Soil microbes produce extracellular enzymes that degrade carbon (C)-containing polymers in soil organic matter. Because extracellular enzyme activities may be sensitive to both increased nitrogen (N) and temperature change, we measured the effect of long-term N addition and short-term temperature variation on enzyme kinetics in soils from hardwood forests at Bear Brook, Maine, and Fernow Forest, West Virginia. We determined the Vmax and Km parameters for five hydrolytic enzymes: α-glucosidase, β-glucosidase, β-xylosidase, cellobiohydrolase, and N-acetyl-glucosaminidase. Temperature sensitivities of Vmax and Km were assessed within soil samples subjected to a range of temperatures.

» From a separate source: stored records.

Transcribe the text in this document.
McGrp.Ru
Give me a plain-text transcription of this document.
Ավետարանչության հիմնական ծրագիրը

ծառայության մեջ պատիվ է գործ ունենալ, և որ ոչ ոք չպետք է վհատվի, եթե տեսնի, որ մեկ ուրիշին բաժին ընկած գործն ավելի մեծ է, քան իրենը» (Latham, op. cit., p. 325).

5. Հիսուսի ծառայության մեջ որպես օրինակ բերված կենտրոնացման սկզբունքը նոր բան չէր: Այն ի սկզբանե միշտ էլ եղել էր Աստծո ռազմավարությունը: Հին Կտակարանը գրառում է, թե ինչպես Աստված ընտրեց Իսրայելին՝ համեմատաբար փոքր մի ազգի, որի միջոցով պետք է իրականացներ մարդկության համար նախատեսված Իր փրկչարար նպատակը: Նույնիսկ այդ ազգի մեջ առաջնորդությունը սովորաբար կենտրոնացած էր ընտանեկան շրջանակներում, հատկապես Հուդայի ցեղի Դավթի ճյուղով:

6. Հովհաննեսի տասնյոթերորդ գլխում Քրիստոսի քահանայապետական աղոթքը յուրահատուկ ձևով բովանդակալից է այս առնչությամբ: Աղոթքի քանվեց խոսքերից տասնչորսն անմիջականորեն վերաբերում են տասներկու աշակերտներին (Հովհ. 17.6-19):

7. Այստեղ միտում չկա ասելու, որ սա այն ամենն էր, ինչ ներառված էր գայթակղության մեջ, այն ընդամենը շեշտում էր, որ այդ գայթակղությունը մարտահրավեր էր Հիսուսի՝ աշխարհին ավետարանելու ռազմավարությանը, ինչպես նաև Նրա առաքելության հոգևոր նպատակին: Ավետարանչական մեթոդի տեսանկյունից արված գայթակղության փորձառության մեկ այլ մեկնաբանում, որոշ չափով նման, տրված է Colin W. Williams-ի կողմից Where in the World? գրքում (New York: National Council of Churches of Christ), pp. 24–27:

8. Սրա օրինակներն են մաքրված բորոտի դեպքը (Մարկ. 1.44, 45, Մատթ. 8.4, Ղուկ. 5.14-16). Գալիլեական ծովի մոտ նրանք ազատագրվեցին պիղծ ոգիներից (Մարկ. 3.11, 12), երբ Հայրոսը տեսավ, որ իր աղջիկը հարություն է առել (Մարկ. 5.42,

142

We hypothesized that (1) N additions would cause microbial C limitation, leading to higher enzyme Vmax values and lower Km values; and (2) both Vmax and Km would increase at higher temperatures. Finally, we tested whether or not temperature sensitivity of enzyme kinetics is mediated by N addition. Nitrogen addition significantly or marginally significantly increased Vmax values for all enzymes, particularly at Fernow. Nitrogen fertilization led to significantly lower Km values for all enzymes at Bear Brook, but variable Km responses at Fernow Forest. Both Vmax and Km were temperature sensitive, with Q10 values ranging from 1.64–2.27 for enzyme Vmax and 1.04–1.93 for enzyme Km. No enzyme showed a significant interaction between N and temperature sensitivity for Vmax, and only β-xylosidase showed a significant interaction between N and temperature sensitivity for Km. Our study is the first to experimentally demonstrate a positive relationship between Km and temperature for soil enzymes. Higher temperature sensitivities for Vmax relative to Km imply that substrate degradation will increase with temperature. In addition, the Vmax and Km responses to N indicate greater substrate degradation under N addition. Our results suggest that increasing temperatures and N availability in forests of the northeastern US will lead to increased hydrolytic enzyme activity, despite the positive temperature sensitivity of Km.